Each streamlet class has distinct matching criteria defined in that class's MATCHINGS parameter, which is inherited from HS.SDA3.Streamlet.Abstract. Streamlet matching logic allows HealthShare to determine whether or not a streamlet is new, or an update to existing data. Whether or not two streamlets will be compared for matching and deduplication depends on their EncounterNumber properties:

  • In the event that two streamlets have differing EncounterNumbers, or one has a value for EncounterNumber and the other does not, the streamlets are not eligible for comparison.

  • In the event that both streamlets have the same EncounterNumber, they are eligible for comparison.

  • In the event that neither streamlet has a value for EncounterNumber, they are eligible for comparison.

Given eligible streamlets, the matching process happens in three phases:

  1. First, when a streamlet is ingested by an Edge Gateway, its data is compared to streamlets of the same type with the same MRN. In a system with multiple Edge Gateways, comparisons are handled by the Access Gateway's aggregation cache. For more information on this process, consult the class reference for the HS.SDA3.Streamlet.Abstract.Aggregate() method.

  2. If it contains an external identifier, this is used to match it to other streamlets of the same type with that external identifier.

  3. If neither of the above checks yield a match, HealthShare checks each streamlet-specific MATCHINGS key-value pair against other records of the same streamlet type.

In the event that none of these checks yield a match, the streamlet is recognized as new. If any of the checks yield a match, the streamlet is recognized as an update of an existing streamlet and aggregated together with it. This is called deduplication. The MATCHINGS parameter may be modified, as described in “Customizing the SDA” later in this book.

The MATCHINGS parameter takes the form MatchList1 || MatchList2 where each MatchList item takes the form MatchType/MatchProp1,MatchProp2,.../NullProp1,NullProp2,....

These elements are defined as follows:

  • MatchType is an arbitrary name for the matching type.

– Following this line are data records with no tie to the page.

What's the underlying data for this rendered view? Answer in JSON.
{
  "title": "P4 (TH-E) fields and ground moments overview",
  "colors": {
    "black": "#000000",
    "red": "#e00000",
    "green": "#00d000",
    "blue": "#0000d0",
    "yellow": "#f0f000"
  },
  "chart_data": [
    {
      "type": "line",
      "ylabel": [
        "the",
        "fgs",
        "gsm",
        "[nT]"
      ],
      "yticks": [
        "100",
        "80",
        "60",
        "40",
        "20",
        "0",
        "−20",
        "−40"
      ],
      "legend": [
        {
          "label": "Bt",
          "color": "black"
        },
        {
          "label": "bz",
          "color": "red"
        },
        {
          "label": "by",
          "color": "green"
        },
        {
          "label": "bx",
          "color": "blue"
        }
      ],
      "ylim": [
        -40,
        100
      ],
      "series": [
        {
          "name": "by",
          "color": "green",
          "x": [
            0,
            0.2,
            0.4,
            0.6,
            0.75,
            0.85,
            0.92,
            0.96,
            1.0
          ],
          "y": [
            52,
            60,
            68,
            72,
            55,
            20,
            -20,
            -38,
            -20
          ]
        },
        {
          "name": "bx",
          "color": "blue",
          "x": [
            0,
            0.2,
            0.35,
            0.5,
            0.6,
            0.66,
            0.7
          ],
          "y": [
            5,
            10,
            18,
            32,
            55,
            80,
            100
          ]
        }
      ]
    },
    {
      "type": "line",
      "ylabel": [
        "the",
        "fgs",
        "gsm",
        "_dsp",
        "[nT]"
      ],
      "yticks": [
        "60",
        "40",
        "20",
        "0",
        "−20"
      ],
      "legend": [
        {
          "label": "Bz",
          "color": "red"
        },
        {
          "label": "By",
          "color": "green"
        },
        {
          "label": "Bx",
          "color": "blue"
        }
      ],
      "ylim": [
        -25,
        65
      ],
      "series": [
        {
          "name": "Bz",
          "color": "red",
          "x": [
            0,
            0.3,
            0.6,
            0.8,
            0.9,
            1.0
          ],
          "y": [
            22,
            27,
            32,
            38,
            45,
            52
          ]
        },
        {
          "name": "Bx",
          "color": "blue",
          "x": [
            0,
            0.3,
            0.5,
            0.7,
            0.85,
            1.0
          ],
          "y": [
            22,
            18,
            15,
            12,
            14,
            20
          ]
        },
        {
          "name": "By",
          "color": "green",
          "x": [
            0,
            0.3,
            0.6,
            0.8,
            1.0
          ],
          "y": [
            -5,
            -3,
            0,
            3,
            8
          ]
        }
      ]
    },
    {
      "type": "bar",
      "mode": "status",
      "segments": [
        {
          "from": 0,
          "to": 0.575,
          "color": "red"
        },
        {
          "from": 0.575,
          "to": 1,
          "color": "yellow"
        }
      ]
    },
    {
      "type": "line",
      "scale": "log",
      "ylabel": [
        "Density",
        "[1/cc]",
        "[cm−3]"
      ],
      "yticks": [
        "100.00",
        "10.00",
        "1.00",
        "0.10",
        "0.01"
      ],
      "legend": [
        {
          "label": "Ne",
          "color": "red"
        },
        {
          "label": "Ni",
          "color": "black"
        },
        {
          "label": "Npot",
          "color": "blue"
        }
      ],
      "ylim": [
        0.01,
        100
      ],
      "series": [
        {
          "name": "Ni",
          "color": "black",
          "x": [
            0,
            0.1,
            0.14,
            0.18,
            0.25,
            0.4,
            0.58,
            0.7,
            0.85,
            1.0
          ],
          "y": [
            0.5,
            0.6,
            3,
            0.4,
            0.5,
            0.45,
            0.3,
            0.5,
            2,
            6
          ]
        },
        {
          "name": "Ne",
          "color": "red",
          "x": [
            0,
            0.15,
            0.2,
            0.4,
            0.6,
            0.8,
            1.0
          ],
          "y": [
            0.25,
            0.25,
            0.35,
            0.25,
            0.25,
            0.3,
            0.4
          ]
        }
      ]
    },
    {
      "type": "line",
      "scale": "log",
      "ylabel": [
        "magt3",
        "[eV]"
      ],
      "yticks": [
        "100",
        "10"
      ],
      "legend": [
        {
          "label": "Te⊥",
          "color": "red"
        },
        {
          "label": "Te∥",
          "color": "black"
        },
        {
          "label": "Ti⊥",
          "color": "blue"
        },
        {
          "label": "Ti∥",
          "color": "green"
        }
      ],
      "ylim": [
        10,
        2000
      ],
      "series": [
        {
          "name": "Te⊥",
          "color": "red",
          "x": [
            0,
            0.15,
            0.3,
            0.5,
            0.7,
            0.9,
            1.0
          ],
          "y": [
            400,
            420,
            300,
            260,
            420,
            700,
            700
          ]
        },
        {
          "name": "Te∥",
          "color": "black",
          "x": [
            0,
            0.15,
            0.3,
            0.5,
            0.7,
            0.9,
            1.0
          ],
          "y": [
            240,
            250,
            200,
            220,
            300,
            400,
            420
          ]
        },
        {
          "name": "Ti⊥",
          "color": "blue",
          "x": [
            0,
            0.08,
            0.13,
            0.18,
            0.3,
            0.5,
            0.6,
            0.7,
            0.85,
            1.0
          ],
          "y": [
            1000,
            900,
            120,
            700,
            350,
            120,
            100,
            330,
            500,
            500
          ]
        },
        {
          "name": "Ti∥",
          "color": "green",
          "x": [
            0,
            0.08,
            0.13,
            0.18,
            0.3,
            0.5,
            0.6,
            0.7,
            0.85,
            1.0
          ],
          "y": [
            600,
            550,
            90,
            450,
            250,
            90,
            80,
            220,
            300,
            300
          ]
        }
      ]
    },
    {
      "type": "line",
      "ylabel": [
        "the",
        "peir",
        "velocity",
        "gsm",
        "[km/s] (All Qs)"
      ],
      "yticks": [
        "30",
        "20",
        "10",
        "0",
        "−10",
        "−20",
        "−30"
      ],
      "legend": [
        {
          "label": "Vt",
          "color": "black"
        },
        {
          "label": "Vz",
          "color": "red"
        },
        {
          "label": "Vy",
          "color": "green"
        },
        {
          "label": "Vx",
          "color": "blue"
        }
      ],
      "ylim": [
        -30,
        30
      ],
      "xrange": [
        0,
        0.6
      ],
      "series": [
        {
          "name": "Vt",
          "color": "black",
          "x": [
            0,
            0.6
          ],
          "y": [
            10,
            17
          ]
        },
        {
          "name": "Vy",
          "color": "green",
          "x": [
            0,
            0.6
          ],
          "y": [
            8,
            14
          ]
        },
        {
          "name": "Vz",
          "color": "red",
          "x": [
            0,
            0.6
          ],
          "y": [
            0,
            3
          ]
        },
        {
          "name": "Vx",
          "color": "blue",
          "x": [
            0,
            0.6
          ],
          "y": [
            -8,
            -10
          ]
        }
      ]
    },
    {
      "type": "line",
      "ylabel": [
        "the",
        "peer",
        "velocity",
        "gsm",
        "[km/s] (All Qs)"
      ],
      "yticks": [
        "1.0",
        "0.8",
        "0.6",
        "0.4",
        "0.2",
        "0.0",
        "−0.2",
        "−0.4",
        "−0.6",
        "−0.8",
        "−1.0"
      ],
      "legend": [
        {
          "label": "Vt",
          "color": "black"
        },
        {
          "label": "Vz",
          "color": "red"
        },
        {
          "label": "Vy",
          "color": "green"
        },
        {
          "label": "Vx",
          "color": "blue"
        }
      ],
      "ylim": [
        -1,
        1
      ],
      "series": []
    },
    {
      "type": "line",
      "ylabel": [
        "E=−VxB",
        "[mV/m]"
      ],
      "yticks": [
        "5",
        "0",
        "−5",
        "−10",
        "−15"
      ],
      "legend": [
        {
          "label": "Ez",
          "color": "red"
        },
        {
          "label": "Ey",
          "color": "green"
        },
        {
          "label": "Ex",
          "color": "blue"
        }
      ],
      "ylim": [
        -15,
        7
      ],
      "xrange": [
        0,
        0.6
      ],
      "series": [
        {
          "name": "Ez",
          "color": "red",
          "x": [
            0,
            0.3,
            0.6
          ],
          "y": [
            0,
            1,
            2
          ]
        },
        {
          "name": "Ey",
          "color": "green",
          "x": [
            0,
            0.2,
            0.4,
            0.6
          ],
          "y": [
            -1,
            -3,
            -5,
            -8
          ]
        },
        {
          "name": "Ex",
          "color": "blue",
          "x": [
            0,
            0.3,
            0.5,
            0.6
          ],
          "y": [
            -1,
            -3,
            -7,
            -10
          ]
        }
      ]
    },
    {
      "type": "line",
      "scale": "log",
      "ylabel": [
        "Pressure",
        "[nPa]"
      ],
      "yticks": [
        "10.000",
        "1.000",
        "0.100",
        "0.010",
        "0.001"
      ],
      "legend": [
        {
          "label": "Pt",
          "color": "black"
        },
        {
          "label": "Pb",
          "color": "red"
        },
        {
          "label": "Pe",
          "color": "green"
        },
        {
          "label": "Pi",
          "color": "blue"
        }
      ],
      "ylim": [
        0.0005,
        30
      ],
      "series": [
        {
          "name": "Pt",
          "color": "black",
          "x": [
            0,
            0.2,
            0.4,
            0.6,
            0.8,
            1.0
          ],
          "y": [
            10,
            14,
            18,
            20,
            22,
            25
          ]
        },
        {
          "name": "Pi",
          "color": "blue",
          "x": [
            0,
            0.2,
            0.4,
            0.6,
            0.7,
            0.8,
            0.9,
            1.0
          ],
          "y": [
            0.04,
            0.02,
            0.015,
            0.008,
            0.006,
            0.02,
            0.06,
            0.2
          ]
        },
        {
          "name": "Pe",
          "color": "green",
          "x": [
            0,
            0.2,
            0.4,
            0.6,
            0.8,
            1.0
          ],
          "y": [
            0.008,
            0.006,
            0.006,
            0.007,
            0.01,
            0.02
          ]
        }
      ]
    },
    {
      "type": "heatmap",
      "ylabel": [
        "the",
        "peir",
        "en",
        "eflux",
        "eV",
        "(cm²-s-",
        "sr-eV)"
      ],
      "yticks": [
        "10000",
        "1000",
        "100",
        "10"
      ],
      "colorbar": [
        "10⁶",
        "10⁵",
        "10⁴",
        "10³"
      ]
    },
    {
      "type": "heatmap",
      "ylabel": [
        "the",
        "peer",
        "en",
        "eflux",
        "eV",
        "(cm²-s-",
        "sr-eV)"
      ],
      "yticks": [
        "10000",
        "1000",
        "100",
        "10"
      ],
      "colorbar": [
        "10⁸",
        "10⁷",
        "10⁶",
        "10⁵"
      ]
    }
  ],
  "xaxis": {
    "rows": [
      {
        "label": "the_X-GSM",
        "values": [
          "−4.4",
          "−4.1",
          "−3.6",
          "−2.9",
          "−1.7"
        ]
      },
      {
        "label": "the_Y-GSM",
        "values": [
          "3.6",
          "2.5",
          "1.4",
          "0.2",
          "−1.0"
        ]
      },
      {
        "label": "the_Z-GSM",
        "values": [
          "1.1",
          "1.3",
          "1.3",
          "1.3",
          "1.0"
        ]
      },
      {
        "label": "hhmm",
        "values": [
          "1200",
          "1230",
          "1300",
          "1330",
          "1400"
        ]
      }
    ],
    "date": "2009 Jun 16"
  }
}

  • MatchProp is the name of a property in the SDA streamlet class used for matching. In some complex cases, this can be a transient or computed property. Where there are two or more MatchProp elements, matching must be performed on all of them.

  • NullProp is the name of a property used for matching which is optional. An empty NullProp counts as matching anything. Where there are two or more NullProp elements, matching is performed on any combination of them.

  • An asterisk after either a MatchProp or NullProp indicates that the element is a CodeTableDetail to be matched on Code and SDACodingStandard.

Consider the following code from a hypothetical custom Allergy streamlet:

Parameter MATCHINGS = "ALG/Allergy*/FromTime,AllergyCategory* || 

In this case, Unified Care Record will attempt to match according to the following criteria in order:

  1. Match on Allergy, which is a CodeTableDetail. Optionally, match on FromTime or AllergyCategory–also a CodeTableDetail if either exists.

  2. Match on ATCCode, which is a CodeTableDetail. Optionally, match on FromTime if it exists.